Le ministère allemand de l’Économie a exprimé, lors d’une conférence de presse récente, sa volonté de réexaminer les sanctions européennes prévues en 2025 pour les constructeurs automobiles qui ne respectent pas les seuils d’émissions de dioxyde de carbone (CO2). Cette initiative fait suite à des échanges avec la France, où le ministre de l’Industrie, Marc Ferracci, soutient également une suspension temporaire de ces amendes pour répondre aux défis que rencontre l’industrie automobile en Europe.
Les amendes imposées par la norme européenne CAFE (Corporate Average Fuel Economy) visent à encourager les constructeurs automobiles à réduire progressivement les émissions de leurs véhicules. Un nouveau seuil d’exigence doit entrer en vigueur dès janvier 2025, imposant des contraintes supplémentaires aux constructeurs. Cependant, avec la concurrence des fabricants chinois, les coûts énergétiques croissants et une baisse de la demande mondiale, cette échéance est perçue comme un poids supplémentaire pour l’industrie automobile allemande.
M. Ferracci a souligné qu’un report des sanctions à 2026 pourrait offrir un répit aux entreprises qui ont massivement investi dans l’électrification de leurs lignes de production ces dernières années. Cette mesure permettrait, selon lui, de renforcer la compétitivité des acteurs européens face aux constructeurs chinois, dont les véhicules électriques inondent actuellement le marché européen.

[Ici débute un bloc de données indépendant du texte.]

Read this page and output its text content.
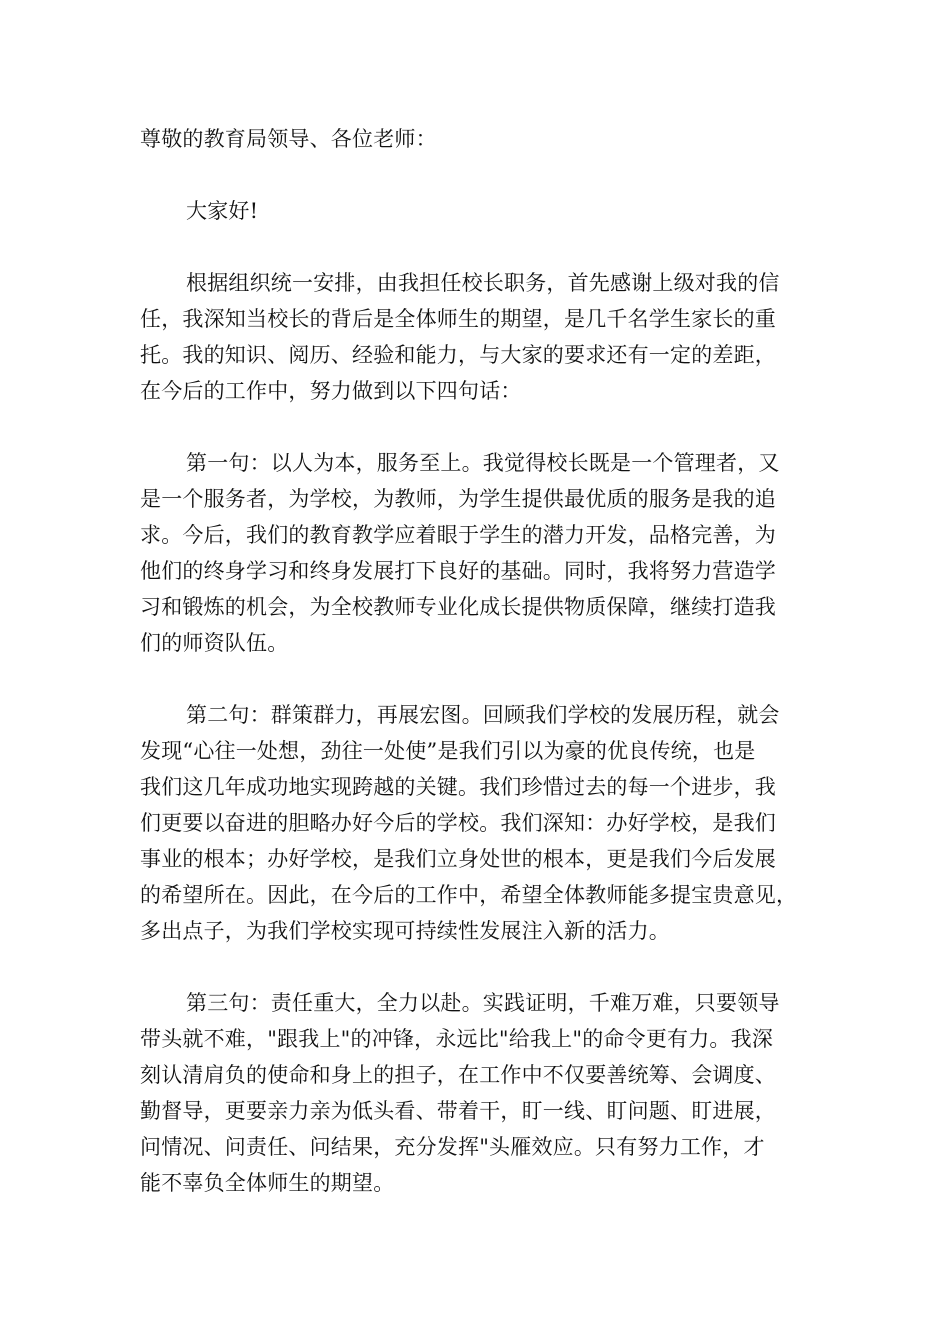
尊敬的教育局领导、各位老师：
大家好!
根据组织统一安排，由我担任校长职务，首先感谢上级对我的信
任，我深知当校长的背后是全体师生的期望，是几千名学生家长的重
托。我的知识、阅历、经验和能力，与大家的要求还有一定的差距，
在今后的工作中，努力做到以下四句话：
第一句：以人为本，服务至上。我觉得校长既是一个管理者，又
是一个服务者，为学校，为教师，为学生提供最优质的服务是我的追
求。今后，我们的教育教学应着眼于学生的潜力开发，品格完善，为
他们的终身学习和终身发展打下良好的基础。同时，我将努力营造学
习和锻炼的机会，为全校教师专业化成长提供物质保障，继续打造我
们的师资队伍。
第二句：群策群力，再展宏图。回顾我们学校的发展历程，就会
发现“心往一处想，劲往一处使”是我们引以为豪的优良传统，也是
我们这几年成功地实现跨越的关键。我们珍惜过去的每一个进步，我
们更要以奋进的胆略办好今后的学校。我们深知：办好学校，是我们
事业的根本；办好学校，是我们立身处世的根本，更是我们今后发展
的希望所在。因此，在今后的工作中，希望全体教师能多提宝贵意见，
多出点子，为我们学校实现可持续性发展注入新的活力。
第三句：责任重大，全力以赴。实践证明，千难万难，只要领导
带头就不难，"跟我上"的冲锋，永远比"给我上"的命令更有力。我深
刻认清肩负的使命和身上的担子，在工作中不仅要善统筹、会调度、
勤督导，更要亲力亲为低头看、带着干，盯一线、盯问题、盯进展，
问情况、问责任、问结果，充分发挥"头雁效应。只有努力工作，才
能不辜负全体师生的期望。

Des divergences au sein du gouvernement allemand
En Allemagne, la question de l’assouplissement des sanctions environnementales divise le gouvernement. Bernhard Kluttig, secrétaire d’État allemand à l’Économie, a précisé qu’aucune décision définitive n’avait encore été prise. Bien que certains membres du gouvernement, issus notamment du Parti social-démocrate (SPD) et des Verts, soient favorables à une approche plus flexible, d’autres, notamment les libéraux représentés par Christian Lindner, ministre des Finances, plaident pour des mesures plus radicales. M. Lindner souhaite non seulement la suppression des amendes, mais également une réévaluation de l’interdiction de vente des voitures thermiques neuves en 2035 dans l’Union européenne.
L’impact économique de la transition vers l’électrification est un sujet de préoccupation majeur pour l’Allemagne, où près de 140 000 emplois dans le secteur automobile pourraient disparaître d’ici 2035, d’après une étude de la fédération des constructeurs allemands VDA. Cette inquiétude est partagée par les acteurs du secteur au niveau européen : les équipementiers automobiles européens ont annoncé la suppression de 32 000 emplois au premier semestre 2024, soit un nombre de licenciements supérieur à celui enregistré pendant la pandémie de Covid-19.
Vers une décision européenne au premier semestre 2025
En réponse aux demandes de Berlin et de Paris, la décision finale devrait revenir à la Commission européenne, dont les nouveaux commissaires entreront en fonction en décembre prochain. L’objectif est de concilier la poursuite de la décarbonation de l’industrie automobile avec le maintien de la compétitivité des entreprises européennes.
M. Ferracci a également annoncé la préparation d’un « paquet législatif » au premier semestre 2025, destiné à soutenir à la fois la demande et les fabricants de véhicules en Europe. La France et l’Allemagne s’unissent ainsi pour renforcer les capacités de l’industrie automobile européenne face aux défis environnementaux et économiques, en mettant en avant une solution temporaire de soutien aux entreprises qui s’engagent dans la transition énergétique.